A description of the Rewrite Rule Machine

The Rewrite-Rule Machine (RRM) is a Multiple Instruction, Multiple Data/ Single Instruction Multiple Data (MIMD/SIMD) massively parallel computer being designed, simulated, and prototyped at SRI International. The RRM project is unique because it emerged from an initial design search space which was primarily focused on software issues. The outcome of this high-level design effort has been coupled with a bottom-up quantitative approach resulting in an architecture which, while trying to balance complexity, performance and cost in an optimal way, still inherits the important guidelines of the initial theoretical work. Two main characteristics of the overall design are the use of the concurrent rewriting model of computation, and the use of active memory. Our parallel programming paradigm diverges from the standard von Neumann model of computation where every execution step requires some interaction between the CPU and data memory. One way of describing the RRM architecture is to imagine a parallel system whose computational units are in its first-level caches. One can think of the SIMD processors as a self-modifiable programmable active store, and of the data memory as conventional passive memory. This organization blurs the distinction between the computational agent and memory, and thus limits the negative effects of random memory access.

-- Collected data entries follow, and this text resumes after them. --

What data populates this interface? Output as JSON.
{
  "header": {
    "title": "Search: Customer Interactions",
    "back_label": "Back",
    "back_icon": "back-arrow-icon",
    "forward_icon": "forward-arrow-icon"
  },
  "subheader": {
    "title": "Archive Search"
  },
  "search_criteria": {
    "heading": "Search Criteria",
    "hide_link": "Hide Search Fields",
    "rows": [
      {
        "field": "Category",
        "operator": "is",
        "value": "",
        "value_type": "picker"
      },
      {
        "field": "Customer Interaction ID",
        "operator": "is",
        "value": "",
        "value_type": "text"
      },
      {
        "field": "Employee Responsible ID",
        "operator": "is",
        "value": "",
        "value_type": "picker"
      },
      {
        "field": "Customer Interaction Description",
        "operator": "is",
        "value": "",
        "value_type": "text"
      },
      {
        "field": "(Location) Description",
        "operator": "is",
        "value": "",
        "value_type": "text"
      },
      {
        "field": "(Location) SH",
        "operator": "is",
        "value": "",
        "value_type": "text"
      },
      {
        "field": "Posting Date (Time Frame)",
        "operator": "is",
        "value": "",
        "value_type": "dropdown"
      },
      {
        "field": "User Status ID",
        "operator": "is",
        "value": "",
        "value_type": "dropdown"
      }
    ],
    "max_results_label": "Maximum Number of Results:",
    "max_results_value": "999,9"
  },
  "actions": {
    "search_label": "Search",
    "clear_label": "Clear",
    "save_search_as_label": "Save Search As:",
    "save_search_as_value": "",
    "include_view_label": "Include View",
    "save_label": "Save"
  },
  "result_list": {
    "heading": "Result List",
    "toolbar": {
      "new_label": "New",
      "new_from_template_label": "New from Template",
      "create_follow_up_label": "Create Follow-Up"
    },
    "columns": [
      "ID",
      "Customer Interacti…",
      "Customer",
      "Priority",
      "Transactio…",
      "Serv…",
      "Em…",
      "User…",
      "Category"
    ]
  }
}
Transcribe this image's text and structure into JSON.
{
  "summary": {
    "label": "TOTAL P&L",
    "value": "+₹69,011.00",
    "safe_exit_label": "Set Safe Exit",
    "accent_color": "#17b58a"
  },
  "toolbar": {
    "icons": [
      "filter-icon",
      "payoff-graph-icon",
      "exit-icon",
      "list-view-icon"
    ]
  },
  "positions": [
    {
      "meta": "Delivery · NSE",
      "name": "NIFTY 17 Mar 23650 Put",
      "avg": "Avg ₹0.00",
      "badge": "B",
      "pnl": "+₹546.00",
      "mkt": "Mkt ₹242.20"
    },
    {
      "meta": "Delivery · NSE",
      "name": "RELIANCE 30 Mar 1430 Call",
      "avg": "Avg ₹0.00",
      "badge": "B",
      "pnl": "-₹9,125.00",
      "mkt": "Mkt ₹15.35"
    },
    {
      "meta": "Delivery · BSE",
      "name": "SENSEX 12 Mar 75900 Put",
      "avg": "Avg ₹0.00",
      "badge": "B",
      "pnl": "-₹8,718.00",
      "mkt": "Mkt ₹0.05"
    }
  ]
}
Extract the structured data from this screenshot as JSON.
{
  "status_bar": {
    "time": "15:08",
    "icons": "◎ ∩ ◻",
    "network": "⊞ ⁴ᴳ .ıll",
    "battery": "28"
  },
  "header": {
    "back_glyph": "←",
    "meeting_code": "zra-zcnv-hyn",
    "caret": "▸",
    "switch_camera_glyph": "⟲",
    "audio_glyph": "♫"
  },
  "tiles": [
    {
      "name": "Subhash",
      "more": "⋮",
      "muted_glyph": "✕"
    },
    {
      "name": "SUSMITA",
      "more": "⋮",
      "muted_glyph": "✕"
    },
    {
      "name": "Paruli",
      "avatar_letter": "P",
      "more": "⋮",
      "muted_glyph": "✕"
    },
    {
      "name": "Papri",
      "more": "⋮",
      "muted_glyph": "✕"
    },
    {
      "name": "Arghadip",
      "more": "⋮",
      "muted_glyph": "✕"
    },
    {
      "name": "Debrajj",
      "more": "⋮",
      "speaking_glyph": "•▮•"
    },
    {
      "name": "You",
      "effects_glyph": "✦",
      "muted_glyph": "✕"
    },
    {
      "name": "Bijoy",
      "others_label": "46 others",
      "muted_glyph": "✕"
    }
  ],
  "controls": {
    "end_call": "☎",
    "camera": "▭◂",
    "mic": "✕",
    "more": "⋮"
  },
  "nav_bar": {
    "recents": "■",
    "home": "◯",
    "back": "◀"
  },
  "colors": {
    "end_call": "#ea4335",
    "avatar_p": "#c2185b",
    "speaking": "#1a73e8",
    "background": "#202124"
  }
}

As displayed in the above figure, the RRM is a 7-tiered hierarchical architecture. The most basic unit is a 16 bit processing element with 16 registers called a cell. Four cells, which share local communication buses, make up a tile, and 144 tiles operating in SIMD mode make up an ensemble, which is expected to fit on a single die. A node consists of a collection of hardware devices which constitute a self-contained computational building block. In our case the node is a tightly coupled design which is tuned to supply the ensemble SIMD processors with enough resources to efficiently sustain computation. A node contains an ensemble, data and instruction memory, and I/O and network interfaces, and is expected to be realized as a multichip module. A cluster consists of 64 or more nodes connected on a high-speed network, and fitting on a single board. The Rewrite Rule Machine as a whole is a collection of clusters connected on a network and sharing a common host, which runs a standard operating system and handles user interaction. We view an RRM system with a single cluster as an attractive symbolic accelerato r for applications such as event-driven simulation, image processing, neural networks, artificial intelligence, and symbolic computation i n general. Such single-board system has a raw peek performance of 3.6 teraops and, as explained in the paper The Rewrite Rule Machine Node Architecture and its Performance, is flexible enough to achieve very good performance on an heterogeneous variety of applications.